Genes that are expressed at higher levels in men’s brains than in women’s also tend to be enriched in the brains of people with autism. Many of these genes are markers for immune cells called microglia, which have been implicated in autism.

If elevated expression of these genes raises the risk of autism, the findings may help explain the skewed sex ratio in the condition, says lead investigator Daniel Geschwind, distinguished professor of neurology, psychiatry and human genetics at the University of California, Los Angeles. The results appeared 19 February in Nature Communications¹.

The sex bias in autism is among the most-studied but least-understood aspects of the condition. Some researchers suspect that many girls with autism may go undiagnosed, either because they have subtler symptoms than boys do or because existing diagnostic tests preferentially detect boys. But others have found evidence that girls need more genetic mutations than boys do to reach the threshold for an autism diagnosis.

The new study adds to mounting support for the idea that autism’s sex bias is at least partly rooted in genetics.

“This study makes it very likely that at least some of the difference in prevalence between males and females is biological and not just about lack of recognition,” says Lauren Weiss, associate professor of psychiatry at the University of California, San Francisco, who was not involved in the work.

Intriguingly, none of the gene sets strongly linked to autism risk so far show a significant sex bias in their expression levels.

“I think what we have to do now is hunt down the link between [autism] risk genes and these genes that are differentially expressed between the sexes,” says Thomas Frazier, director of research at the Cleveland Clinic’s Center for Autism in Ohio, who is not connected to the study.

Looking for overlap:

Geschwind’s team used BrainSpan, a repository of gene expression data from postmortem brain tissue, to identify genes that are expressed differently in men and women. They focused on data from the brain’s outer layer, called the cerebral cortex, in five males and five females with no known neurological conditions. They identified 866 genes that show variable expression between the sexes.

They then looked for any overlap between these genes and four existing lists of autism-linked genes, but found no significant patterns.

The researchers then looked for crossover between the sex-skewed genes and seven sets of genes previously found to be expressed at atypical levels in postmortem brain tissue from people with autism^2,3. The researchers’ list of genes that are highly expressed in males shows significant overlap with two of these sets, one with 361 genes and another with 759 genes that are highly expressed in postmortem autism brains.

Many of the shared genes in these sets are related to microglia, immune cells in the brain that trim away excess neuronal connections, or synapses, in the developing brain and that may be dysfunctional in people with autism. One of the sets also contains genes related to star-shaped cells called astrocytes, which may be involved in learning and memory; these cells are thought to be both smaller and denser in autism brains than in controls.

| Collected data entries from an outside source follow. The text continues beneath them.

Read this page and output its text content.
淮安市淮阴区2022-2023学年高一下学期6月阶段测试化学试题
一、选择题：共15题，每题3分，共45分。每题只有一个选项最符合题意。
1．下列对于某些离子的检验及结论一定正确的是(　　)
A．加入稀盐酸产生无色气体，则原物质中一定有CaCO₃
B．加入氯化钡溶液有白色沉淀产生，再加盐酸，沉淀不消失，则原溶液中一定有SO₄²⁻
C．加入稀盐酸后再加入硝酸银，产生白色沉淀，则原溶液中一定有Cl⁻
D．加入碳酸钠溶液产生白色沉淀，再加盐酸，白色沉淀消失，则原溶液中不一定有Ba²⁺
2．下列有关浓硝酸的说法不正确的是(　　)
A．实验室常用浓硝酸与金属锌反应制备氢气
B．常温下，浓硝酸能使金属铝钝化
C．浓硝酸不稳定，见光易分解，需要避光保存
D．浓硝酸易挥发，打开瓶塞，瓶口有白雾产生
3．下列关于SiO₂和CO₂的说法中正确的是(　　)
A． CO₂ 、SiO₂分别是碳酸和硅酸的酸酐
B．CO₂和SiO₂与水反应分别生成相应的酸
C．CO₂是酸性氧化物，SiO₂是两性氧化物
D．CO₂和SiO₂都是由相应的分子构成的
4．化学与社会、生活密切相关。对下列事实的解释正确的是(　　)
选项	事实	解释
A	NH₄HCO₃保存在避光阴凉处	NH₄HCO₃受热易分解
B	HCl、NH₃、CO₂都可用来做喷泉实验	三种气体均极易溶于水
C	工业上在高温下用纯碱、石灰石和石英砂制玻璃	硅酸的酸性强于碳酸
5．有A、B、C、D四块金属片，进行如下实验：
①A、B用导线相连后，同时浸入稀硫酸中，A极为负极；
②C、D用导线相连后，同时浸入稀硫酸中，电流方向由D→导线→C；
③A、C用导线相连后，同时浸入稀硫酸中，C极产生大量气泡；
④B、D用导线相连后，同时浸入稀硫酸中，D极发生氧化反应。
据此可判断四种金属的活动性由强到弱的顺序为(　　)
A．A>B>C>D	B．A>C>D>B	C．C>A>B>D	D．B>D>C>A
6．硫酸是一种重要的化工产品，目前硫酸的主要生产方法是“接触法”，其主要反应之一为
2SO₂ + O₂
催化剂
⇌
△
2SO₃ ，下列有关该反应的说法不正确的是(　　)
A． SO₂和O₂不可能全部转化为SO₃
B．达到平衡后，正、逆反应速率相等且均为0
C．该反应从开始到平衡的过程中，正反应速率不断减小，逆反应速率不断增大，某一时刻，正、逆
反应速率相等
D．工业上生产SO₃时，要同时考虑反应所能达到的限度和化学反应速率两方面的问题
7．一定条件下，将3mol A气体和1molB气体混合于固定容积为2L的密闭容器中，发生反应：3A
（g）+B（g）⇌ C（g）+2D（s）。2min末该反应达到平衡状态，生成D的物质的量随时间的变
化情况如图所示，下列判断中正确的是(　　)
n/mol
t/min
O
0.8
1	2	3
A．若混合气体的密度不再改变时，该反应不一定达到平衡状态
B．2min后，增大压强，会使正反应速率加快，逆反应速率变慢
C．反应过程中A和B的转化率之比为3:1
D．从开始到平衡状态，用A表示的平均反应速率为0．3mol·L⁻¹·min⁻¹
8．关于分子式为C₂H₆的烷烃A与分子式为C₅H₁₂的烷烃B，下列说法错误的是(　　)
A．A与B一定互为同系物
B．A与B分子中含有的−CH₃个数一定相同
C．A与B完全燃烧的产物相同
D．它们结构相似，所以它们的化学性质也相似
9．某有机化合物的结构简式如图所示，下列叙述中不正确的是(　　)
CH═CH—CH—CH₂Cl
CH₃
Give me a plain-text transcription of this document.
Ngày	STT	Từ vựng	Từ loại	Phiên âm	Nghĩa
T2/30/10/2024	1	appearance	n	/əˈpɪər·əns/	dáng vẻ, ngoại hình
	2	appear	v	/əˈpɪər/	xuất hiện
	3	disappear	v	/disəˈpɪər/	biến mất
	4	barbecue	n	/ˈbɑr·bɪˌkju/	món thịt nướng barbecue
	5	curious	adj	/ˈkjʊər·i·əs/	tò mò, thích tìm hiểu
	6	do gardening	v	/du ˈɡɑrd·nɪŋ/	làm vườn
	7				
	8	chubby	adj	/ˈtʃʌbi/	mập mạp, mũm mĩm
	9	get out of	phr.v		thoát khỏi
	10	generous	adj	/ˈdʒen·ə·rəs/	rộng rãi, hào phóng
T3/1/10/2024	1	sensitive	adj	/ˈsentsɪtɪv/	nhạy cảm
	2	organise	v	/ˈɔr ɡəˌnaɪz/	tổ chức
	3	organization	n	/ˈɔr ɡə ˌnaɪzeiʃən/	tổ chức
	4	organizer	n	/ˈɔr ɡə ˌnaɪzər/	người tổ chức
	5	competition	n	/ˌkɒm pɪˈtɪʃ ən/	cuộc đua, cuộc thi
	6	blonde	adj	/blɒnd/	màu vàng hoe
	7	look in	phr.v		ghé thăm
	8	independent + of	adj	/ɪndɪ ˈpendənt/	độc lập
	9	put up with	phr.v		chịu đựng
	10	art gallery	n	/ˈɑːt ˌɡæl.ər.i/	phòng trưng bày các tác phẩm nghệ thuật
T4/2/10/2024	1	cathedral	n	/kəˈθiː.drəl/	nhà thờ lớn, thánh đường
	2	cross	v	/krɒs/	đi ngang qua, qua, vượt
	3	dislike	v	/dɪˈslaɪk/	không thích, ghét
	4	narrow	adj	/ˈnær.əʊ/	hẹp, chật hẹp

Finally, the researchers investigated the intersection of the sex-biased genes and 13 sets of genes that characterize certain brain cell types. They identified two gene sets specific to microglia and two to astrocytes that include many of the genes that are elevated in males.

The findings held up in two independent samples: one consisting of 10 adult brains and the other of 8 prenatal brains.

Mosaic minds:

Overall, the findings suggest that male brains are more similar to autism brains in their gene expression patterns than female brains are, says Donna Werling, a postdoctoral fellow at the University of California, San Francisco who worked on the research as a graduate student in Geschwind’s lab.

“But to really test this hypothesis, we would need to do a well-powered study of individuals that include both males and females who are autistic, as well as male and female controls,” Werling says.

It is also unclear how sex-related differences in gene expression arise in the brain. “For example, do males have a greater number of microglia than females do?” Werling says. Alternatively, it is possible that microglia in males express higher levels of these genes than females do, or that other cell types, such as neurons, express microglia genes in men but not in women, she says.

The findings back up the notion that cells other than neurons are involved in autism. “I think this adds support to those ideas that we need to keep our thinking broad in terms of what’s likely to be important or relevant,” Weiss says.